Sultan Ahmed Camii imamı
Uzun seneler İstanbul Müftülüğünde Mushafları Tedkik Heyeti reisi olarak bulunmuştu. Yine kendisi gibi Bediüzzaman'ın dostu ve talebesi olan Gönenli Mehmed Efendiden evvel Sultan Ahmed Camiinde imamdı. Bu baş imamlık vazifesini on yedi sene yaptı. Eyüp Camiinde tam kırk sene vaizlik vazifesinde bulundu. Bir eseri Peygamber Efendimizden Hutbeler ve Sohbetler ismiyle neşredildi.

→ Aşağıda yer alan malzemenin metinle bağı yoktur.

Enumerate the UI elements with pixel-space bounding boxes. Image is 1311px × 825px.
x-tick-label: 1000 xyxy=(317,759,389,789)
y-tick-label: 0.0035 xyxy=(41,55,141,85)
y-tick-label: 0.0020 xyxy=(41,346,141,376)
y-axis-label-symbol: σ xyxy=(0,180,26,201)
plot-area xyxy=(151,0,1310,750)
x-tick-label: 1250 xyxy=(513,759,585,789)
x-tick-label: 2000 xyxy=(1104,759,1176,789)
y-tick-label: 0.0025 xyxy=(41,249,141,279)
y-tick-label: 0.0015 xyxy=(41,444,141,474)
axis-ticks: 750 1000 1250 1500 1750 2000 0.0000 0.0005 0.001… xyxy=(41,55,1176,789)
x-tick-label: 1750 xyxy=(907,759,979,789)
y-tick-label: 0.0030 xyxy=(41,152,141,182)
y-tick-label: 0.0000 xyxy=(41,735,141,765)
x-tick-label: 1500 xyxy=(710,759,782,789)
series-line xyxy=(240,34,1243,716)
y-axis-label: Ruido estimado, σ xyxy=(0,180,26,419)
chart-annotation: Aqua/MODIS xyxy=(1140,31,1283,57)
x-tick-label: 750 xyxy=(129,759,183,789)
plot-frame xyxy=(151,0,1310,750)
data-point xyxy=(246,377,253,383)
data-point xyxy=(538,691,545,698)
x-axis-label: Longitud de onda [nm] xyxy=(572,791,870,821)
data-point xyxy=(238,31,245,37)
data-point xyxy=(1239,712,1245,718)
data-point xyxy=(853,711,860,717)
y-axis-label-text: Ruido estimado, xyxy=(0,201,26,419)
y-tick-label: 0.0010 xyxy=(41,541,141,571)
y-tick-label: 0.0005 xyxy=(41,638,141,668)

Bu kıymetli eserini "İnşaallah bana vesile-i Rahmet ve mağfiret, sebeb-i şefaat olacaktır" niyazı ile takdim etmektedir.
Nurlardaki Seyyid Şefik
Nur'ların muhtelif kısımlarında isim ve imzası bulunan bu mübarek zat, bir iftar vakti alınıp Denizli hapishanesine götürülmüştü. Barla mektuplarında ise Nur'lardan "Otuz Üçüncü Söz" hakkında hemşehrisi ve Üstad'ına hitaben şunları ifade ediyordu:
"Şifahane-i kalbinizden tulû eden 'Otuz Üçüncü Söz'ünüzle otuz üç cihetten marîz olan kalb-i mecruhumuzu tedavi buyurmanızı bilhassa istirham eylerim."
İşaratü'l-İ'caz'dan Barla mektuplarına kadar imzasını atan Mehmed Şefik Arvasî Efendinin mekânı ve makamı Cennet olsun.